2 Basically, (for 3:1 mappings anyway) Linux uses a single 1 GB page to map approximately the first 1 GB of physical RAM directly (and places it at the top 1 GB of virtual memory), which is the end of story for machines with <= 1 GB RAM (the page cache necessarily goes in that 1GB mapping and hence a single 1 GB TLB entry covers everything). With more than 1GB RAM, the page cache is preferentially allocated from "HIGHMEM" - the region above 1GB which isn't covered by the kernel's 1GB mapping, so various temporary mapping strategies are used.

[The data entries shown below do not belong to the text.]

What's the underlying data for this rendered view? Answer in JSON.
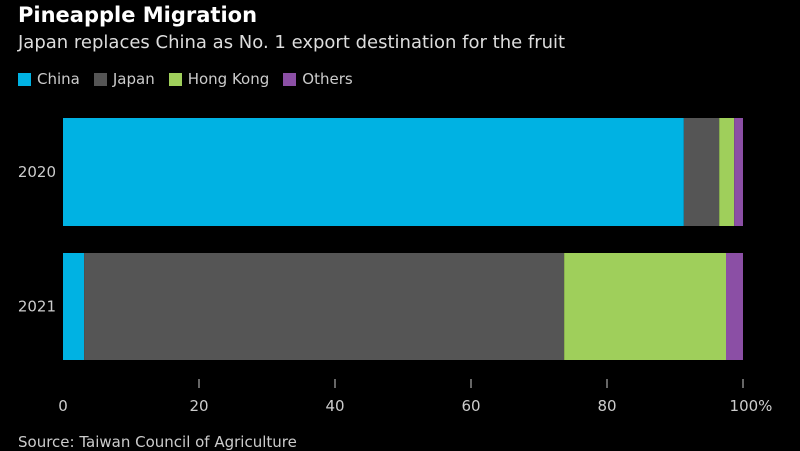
{
  "chart_data": {
    "type": "bar",
    "orientation": "horizontal",
    "stacked": true,
    "title": "Pineapple Migration",
    "subtitle": "Japan replaces China as No. 1 export destination for the fruit",
    "categories": [
      "2020",
      "2021"
    ],
    "series": [
      {
        "name": "China",
        "color": "#00b2e3",
        "values": [
          91.3,
          3.1
        ]
      },
      {
        "name": "Japan",
        "color": "#555555",
        "values": [
          5.2,
          70.6
        ]
      },
      {
        "name": "Hong Kong",
        "color": "#9fcf5b",
        "values": [
          2.2,
          23.8
        ]
      },
      {
        "name": "Others",
        "color": "#8b4fa5",
        "values": [
          1.3,
          2.5
        ]
      }
    ],
    "xlim": [
      0,
      100
    ],
    "xticks": [
      "0",
      "20",
      "40",
      "60",
      "80",
      "100%"
    ],
    "legend_position": "top-left",
    "source": "Source: Taiwan Council of Agriculture"
  }
}
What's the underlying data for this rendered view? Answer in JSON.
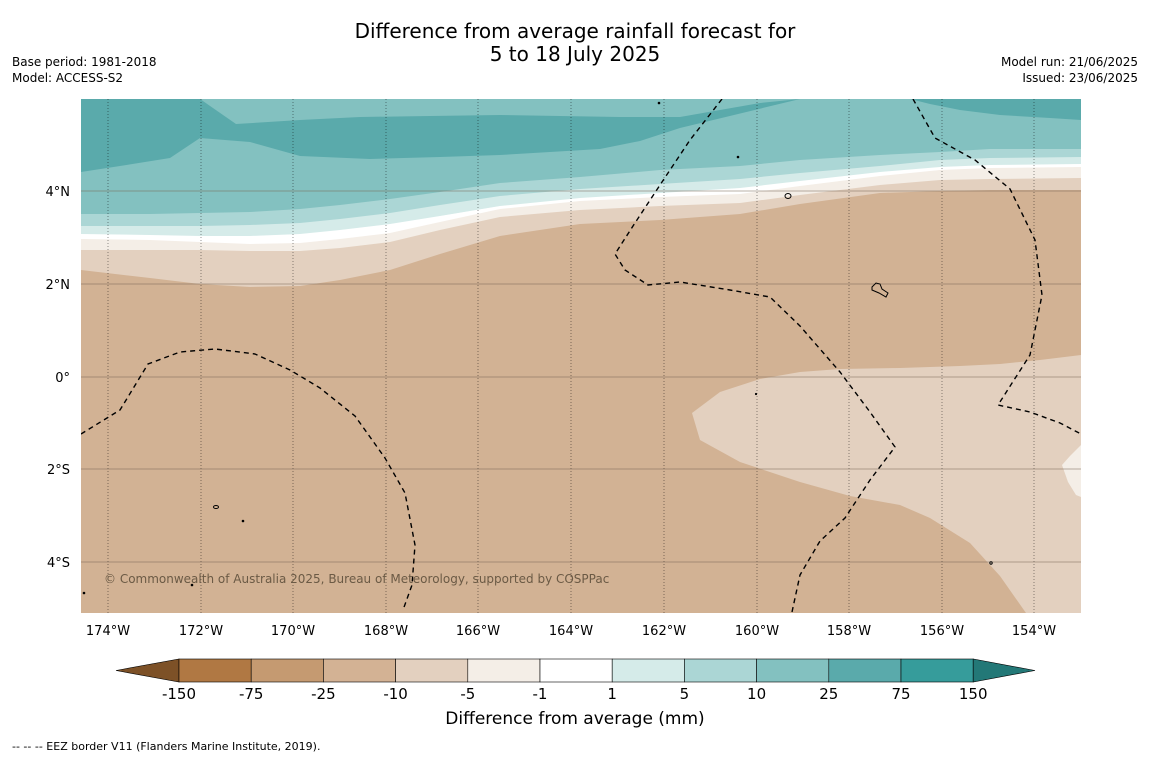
{
  "header": {
    "title_line1": "Difference from average rainfall forecast for",
    "title_line2": "5 to 18 July 2025",
    "base_period": "Base period: 1981-2018",
    "model": "Model: ACCESS-S2",
    "model_run": "Model run: 21/06/2025",
    "issued": "Issued: 23/06/2025"
  },
  "map": {
    "lat_labels": [
      "4°N",
      "2°N",
      "0°",
      "2°S",
      "4°S"
    ],
    "lon_labels": [
      "174°W",
      "172°W",
      "170°W",
      "168°W",
      "166°W",
      "164°W",
      "162°W",
      "160°W",
      "158°W",
      "156°W",
      "154°W"
    ],
    "copyright": "© Commonwealth of Australia 2025, Bureau of Meteorology, supported by COSPPac",
    "lon_range": [
      -174.6,
      -153.0
    ],
    "lat_range": [
      -5.2,
      5.9
    ]
  },
  "legend": {
    "title": "Difference from average (mm)",
    "ticks": [
      "-150",
      "-75",
      "-25",
      "-10",
      "-5",
      "-1",
      "1",
      "5",
      "10",
      "25",
      "75",
      "150"
    ],
    "colors": [
      "#7d5127",
      "#b07843",
      "#c59a71",
      "#d3b294",
      "#e3d0bf",
      "#f4eee7",
      "#ffffff",
      "#d5ebe9",
      "#abd6d5",
      "#83c1c0",
      "#5aaaab",
      "#369c9b",
      "#237877"
    ]
  },
  "footnote": "--  --  -- EEZ border V11 (Flanders Marine Institute, 2019)."
}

3 By mapped I mean how are the page tables set up for its access, aka how does the virtual <-> physical mapping work.

1
Stack Overflow is a site for programming and development questions. This question appears to be off-topic because it is not about programming or development. See What topics can I ask about here in the Help Center. Perhaps Super User or Unix & Linux Stack Exchange would be a better place to ask. Also see Where do I post questions about Dev Ops?jww
@jww - thanks for the note, but it's a programming and development question - not only is the answer itself about programming (how is the kernel programmed), it is actually directly related to programming I'm doing targeting the mmap function. I already read the help guide and it is explicit on-topic here: software tools commonly used by programmers. Furthermore, there are a ton of great similar questions with great answers here (yes I get that just because other off topic questions exist doesn't mean you can ask more, but this isn't off topic, so don't worrk).BeeOnRope
Finally, if reasonable minds could disagree (and they can here) - just leave it be. I don't know if you've asked these types of development-oriented questions on SU or Unix SE, but you don't get good answers. Those communities are largely for expert users of such systems, not developers. ... and dev ops? I think you misunderstood the thrust of my question.BeeOnRope
Did you ever solve this? I'm optimizing an application that wants to sequential-read a ~100MB file of big-endian float32 into its own large buffer before further processing. I'm trying to figure out whether it's better to mmap and copy+vpshufb on the fly, or whether to read() in 128k or 64k chunks and then modify in-place for that block that's still hot in L2. I don't have perf counters on the Haswell-EP VM this runs on, so it's annoying to experiment. Since mmap of files can't use hugepages, read() might beat mmap(MAP_POPULATE) if the kernel is memcpying from 1G or 2M pages.Peter Cordes
On mmap specifically, I ended up just testing it. The one-off linear read should be the best possible case for read() and write() but I still found mmap() faster, but only by say 10%-40%. When reading large files (say 100MB+), I could get around 10 GB/s from mmap() versus a memcpy bandwidth of ~13 GB/s, so it is pretty close to the max already. For files that fit in L3, the gap was much larger. I put a lot of details on the tradeoffs I found here. @PeterCordesBeeOnRope

1 Answers

1
votes

Due to vast virtual address space compared to physical ram installed (128TB for the kernel), the common trick is to permanently map all the ram. This is known as "direct map".

In principle it is possible that both relevant TLB and cache entries survive the context switch and all the other code executed, but it is hard to say how likely this can be in the real world.